How to Recognize a Diploma Mill
According to the U.S. Department of Education (2012), there are numerous warning signs given by the Better Business Bureau (BBB). According to BBB, students should be aware of these issues before enrolling in an education program:
• Degrees that can be earned in less time than at an accredited postsecondary institution, an example would be earning a Bachelor’s degree in a few months.
• A list of accrediting agencies that sounds a little too impressive. Often, these schools will list accreditation by organizations that are not recognized by the U.S. Department of Education. These schools will also imply official approval by mentioning state registration or licensing.
• Offers that place unrealistic emphasis on offering college credits for lifetime or real world experience.
• Tuition paid on a per-degree basis, or discounts for enrolling in multiple degree programs. Accredited institutions charge by credit hours, course, or semester.
• Little or no interaction with professors.
• Names that are similar to well known reputable universities.
• Addresses that are box numbers or suites. That campus may very well be a mail drop box or someone’s attic.
These elements may apply to one or multiple situations that you may be facing as a current or prospective student (U.S. Department of Education, 2012).
Lack of Accreditation or False Reporting Accreditation
In part one of for-profit colleges, legitimacy of colleges and universities were the benchmark of discovering which schools were worth attending. For-profit schools that lack accreditation or even fabricate the validity of their accreditation should be investigated (U.S. Department of Education, 2012). No current or prospective student, no matter what major of study wants to waste his or her time attending a college that does not hold a solid reputation. Some students may think that a degree is better than no degree. This cannot be further from the truth! It is good to obtain an education by educating yourself about the college and observing successful graduation rates. Also, check Google (google.com) for student and employee reviews about your choice of school.
Recruitment and For-profit Education
Many for-profit universities are into making profits based on student enrollments (Harkin, 2012). Based on Iowa’s Senator Tom Harkin, he discussed the issue of recruitment and marketing practices as a way for for-rpofit colleges and universities to enroll numerous students. These marketing practices are misleading to prospective students (Harkin, n.d.).
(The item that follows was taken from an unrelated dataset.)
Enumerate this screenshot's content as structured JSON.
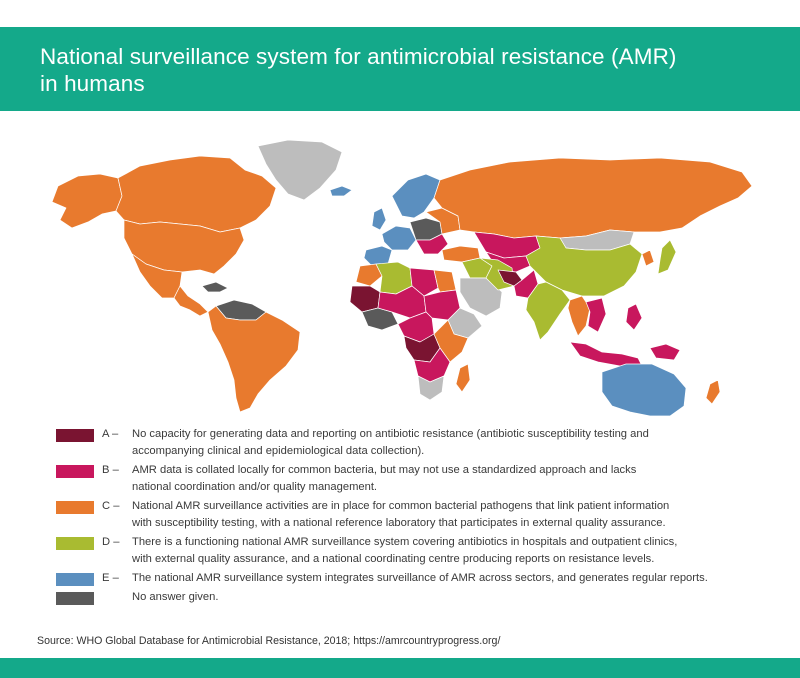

Harkin also points out that recruitment from these for-profit higher education institutions have used the following tactics in order to enroll prospective students:
1. Pain funnel
Pain Funnel is the idea of enrolling students through their “present” situation. Conversing with the potential student and finding “pain points” like family, unemployment, rejection, and a host of other life experiences whether positive or negative have been used in order to enroll students in school.
Vatterot is another recruiting tool that some for-profit colleges and universities used in order to get the student driven to think on emotion rather than actual reasoning.
In the world of many for-profit colleges and universities, students are expected to make rash decisions about their education than taking time to figure out if college is the right path for their lives. My advice to students is don’t fall prey to educational scams. Take time to research and observe the college or university you will be attending. Investing in your future is of great importance.